Successful biological LVSEM requires careful sample preparation to stabilize and preserve delicate structures while making them compatible with the microscope's vacuum environment and electron beam.
| Reagent/Material | Function | Application Notes |
|---|---|---|
| Glutaraldehyde | Primary fixative that crosslinks proteins | Preserves cellular structure; typically used at 2.5% concentration |
| Osmium Tetroxide | Secondary fixative that stabilizes lipids | Enhances contrast and stabilizes membrane structures |
| Ethanol or Acetone | Dehydrating agents | Gradually replaces water in samples to prepare for drying |
| Critical Point Dryer | Equipment for gentle sample drying | Prevents structural collapse during drying process |
| Gold or Platinum | Conductive coating materials | Applied to samples to prevent charging artifacts 4 |
| Silicon Chips | Mounting substrates | Provide conductive, flat surfaces for mounting samples |
| Carbon Tape | Conductive adhesive | Secures samples to mounting stubs while maintaining conductivity |
Each component addresses specific challenges in preparing biological samples for electron microscopy. The chemical fixatives stabilize delicate cellular structures in a state as close to living as possible, while the conductive coatings and proper mounting materials ensure that samples will yield clear, artifact-free images under the electron beam 4 .
A persistent challenge in biological SEM has been the distortion caused by charging effects, particularly in uncoated or frozen-hydrated samples. When the electron beam scans across non-conductive biological material, electrons accumulate, causing bright streaks, dark bands, and distorted features that obscure true biological structures. This problem is especially pronounced in lipid-rich regions like cell membranes or the myelin sheaths around nerve cells 6 7 .
In a groundbreaking 2025 study published in Nature Communications, researchers developed an ingenious solution: interleaved "leapfrog" scanning. Instead of scanning adjacent pixels sequentially (left to right, top to bottom), this novel approach skips between non-adjacent pixels in both the x and y directions, allowing time for accumulated charge to dissipate before the beam returns to nearby areas 6 .
"We went from images that were unusable due to distortion, to images where we could clearly see previously hidden structures. It has been a game-changer" - Dr. Maud Dumoux of the Rosalind Franklin Institute 7 .
Scientists are increasingly combining LVSEM with other imaging techniques, such as light microscopy or transmission electron microscopy, to gather complementary information about the same biological structures 5 .
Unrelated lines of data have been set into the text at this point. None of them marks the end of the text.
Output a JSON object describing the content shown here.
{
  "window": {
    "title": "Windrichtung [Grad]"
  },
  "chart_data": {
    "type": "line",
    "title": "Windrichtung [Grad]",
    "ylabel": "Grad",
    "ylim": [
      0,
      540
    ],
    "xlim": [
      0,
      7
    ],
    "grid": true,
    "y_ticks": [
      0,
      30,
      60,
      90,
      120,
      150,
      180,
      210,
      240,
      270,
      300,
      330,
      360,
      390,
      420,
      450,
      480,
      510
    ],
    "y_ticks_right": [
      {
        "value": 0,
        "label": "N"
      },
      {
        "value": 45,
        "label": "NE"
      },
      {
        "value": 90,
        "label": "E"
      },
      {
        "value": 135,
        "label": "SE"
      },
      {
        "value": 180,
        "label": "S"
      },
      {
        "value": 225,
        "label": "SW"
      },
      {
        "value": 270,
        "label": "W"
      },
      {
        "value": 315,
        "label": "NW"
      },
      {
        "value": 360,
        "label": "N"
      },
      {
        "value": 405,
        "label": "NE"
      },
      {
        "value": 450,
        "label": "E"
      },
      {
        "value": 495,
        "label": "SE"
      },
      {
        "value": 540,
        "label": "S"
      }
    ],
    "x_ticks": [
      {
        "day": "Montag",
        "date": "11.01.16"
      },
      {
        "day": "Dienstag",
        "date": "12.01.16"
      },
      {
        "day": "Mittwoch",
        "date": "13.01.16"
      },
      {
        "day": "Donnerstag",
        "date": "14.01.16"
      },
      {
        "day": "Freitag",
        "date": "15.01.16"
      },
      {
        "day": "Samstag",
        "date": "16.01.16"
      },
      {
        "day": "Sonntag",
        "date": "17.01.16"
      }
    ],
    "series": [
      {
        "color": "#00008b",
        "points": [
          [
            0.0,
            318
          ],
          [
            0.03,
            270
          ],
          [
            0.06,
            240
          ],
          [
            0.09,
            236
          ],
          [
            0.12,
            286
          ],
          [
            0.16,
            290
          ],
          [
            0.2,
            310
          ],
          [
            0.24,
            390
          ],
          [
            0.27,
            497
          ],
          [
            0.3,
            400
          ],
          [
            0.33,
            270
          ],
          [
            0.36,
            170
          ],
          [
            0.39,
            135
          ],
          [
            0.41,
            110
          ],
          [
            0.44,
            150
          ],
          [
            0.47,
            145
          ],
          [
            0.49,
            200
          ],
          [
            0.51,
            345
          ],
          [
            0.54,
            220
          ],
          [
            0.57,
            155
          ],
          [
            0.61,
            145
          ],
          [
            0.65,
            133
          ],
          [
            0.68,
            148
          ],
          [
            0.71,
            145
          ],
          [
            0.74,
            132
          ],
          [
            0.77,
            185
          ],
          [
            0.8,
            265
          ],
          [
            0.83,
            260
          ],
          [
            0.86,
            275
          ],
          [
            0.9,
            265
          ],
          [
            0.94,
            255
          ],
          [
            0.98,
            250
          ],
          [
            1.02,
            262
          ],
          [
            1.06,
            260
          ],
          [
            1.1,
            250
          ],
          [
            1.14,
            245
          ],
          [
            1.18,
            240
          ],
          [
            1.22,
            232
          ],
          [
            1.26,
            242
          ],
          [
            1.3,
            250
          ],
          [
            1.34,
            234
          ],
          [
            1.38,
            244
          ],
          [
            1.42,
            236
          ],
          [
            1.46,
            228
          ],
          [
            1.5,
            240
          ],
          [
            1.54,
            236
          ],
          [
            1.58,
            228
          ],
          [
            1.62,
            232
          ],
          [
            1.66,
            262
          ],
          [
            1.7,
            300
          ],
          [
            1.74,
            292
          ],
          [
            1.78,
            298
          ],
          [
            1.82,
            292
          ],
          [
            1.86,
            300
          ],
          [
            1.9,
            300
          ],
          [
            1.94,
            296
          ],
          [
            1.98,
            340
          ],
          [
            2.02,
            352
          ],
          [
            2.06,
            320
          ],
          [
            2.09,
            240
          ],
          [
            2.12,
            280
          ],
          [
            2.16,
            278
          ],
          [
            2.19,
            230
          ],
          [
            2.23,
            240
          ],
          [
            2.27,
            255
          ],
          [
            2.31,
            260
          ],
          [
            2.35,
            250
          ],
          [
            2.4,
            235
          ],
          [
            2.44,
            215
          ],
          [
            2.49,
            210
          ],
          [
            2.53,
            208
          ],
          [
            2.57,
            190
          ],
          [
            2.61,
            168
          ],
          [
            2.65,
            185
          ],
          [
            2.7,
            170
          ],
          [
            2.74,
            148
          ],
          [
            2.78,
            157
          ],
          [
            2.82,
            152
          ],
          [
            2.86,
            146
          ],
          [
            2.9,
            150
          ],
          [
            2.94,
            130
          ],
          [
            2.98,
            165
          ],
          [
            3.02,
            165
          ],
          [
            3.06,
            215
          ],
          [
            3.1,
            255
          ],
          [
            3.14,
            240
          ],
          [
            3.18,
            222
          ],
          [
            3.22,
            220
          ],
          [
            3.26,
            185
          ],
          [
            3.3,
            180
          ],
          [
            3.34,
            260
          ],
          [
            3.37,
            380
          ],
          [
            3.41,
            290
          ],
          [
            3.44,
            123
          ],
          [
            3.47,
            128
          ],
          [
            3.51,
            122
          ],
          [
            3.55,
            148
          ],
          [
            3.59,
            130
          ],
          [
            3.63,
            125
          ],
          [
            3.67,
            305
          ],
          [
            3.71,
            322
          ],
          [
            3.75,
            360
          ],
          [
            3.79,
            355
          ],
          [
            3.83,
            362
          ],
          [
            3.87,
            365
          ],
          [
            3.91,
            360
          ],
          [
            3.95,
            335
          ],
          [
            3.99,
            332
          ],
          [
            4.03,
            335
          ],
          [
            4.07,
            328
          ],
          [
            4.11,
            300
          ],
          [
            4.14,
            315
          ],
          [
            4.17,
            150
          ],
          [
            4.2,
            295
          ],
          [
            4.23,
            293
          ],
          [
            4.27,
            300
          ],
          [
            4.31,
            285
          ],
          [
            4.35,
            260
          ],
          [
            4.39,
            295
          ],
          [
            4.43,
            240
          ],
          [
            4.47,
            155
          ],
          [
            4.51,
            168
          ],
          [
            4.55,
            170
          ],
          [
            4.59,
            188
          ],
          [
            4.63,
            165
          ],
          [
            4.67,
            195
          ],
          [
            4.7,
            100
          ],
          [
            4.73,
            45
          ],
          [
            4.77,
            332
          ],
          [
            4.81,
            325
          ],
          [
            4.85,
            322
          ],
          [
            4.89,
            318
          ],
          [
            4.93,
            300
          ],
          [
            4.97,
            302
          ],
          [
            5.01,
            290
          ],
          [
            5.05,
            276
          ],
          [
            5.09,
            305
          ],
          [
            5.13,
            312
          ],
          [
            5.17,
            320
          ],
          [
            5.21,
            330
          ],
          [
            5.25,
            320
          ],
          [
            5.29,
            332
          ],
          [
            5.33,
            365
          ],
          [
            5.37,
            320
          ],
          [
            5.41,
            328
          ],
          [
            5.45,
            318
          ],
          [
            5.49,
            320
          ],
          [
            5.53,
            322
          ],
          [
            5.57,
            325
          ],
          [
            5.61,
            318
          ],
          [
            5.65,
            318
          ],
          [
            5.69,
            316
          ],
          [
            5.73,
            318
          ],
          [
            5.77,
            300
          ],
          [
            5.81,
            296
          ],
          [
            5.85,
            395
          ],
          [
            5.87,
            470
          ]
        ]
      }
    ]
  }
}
Researchers are developing lower-cost, more compact SEM designs that could make this powerful technology available to smaller laboratories and educational institutions worldwide 9 .
Biological low-voltage scanning electron microscopy represents more than just a technical improvement in imaging technology—it offers a fundamentally gentler way of exploring the intricate architecture of life.
By reducing the energy of the electron beam, scientists can now observe biological structures with minimal damage, preserving their native state while still achieving breathtaking resolution. From customized adapters that transform existing equipment to innovative scanning patterns that eliminate distortions, the field continues to find creative solutions to longstanding challenges 3 6 7 .
As these technologies become more refined and accessible, they promise to accelerate discoveries across biology and medicine. Whether revealing the detailed organization of neural connections in the brain, capturing dynamic processes in living cells, or enabling diagnostic imaging of pathological samples, LVSEM provides a powerful lens through which we can appreciate the exquisite complexity of life at the smallest scales.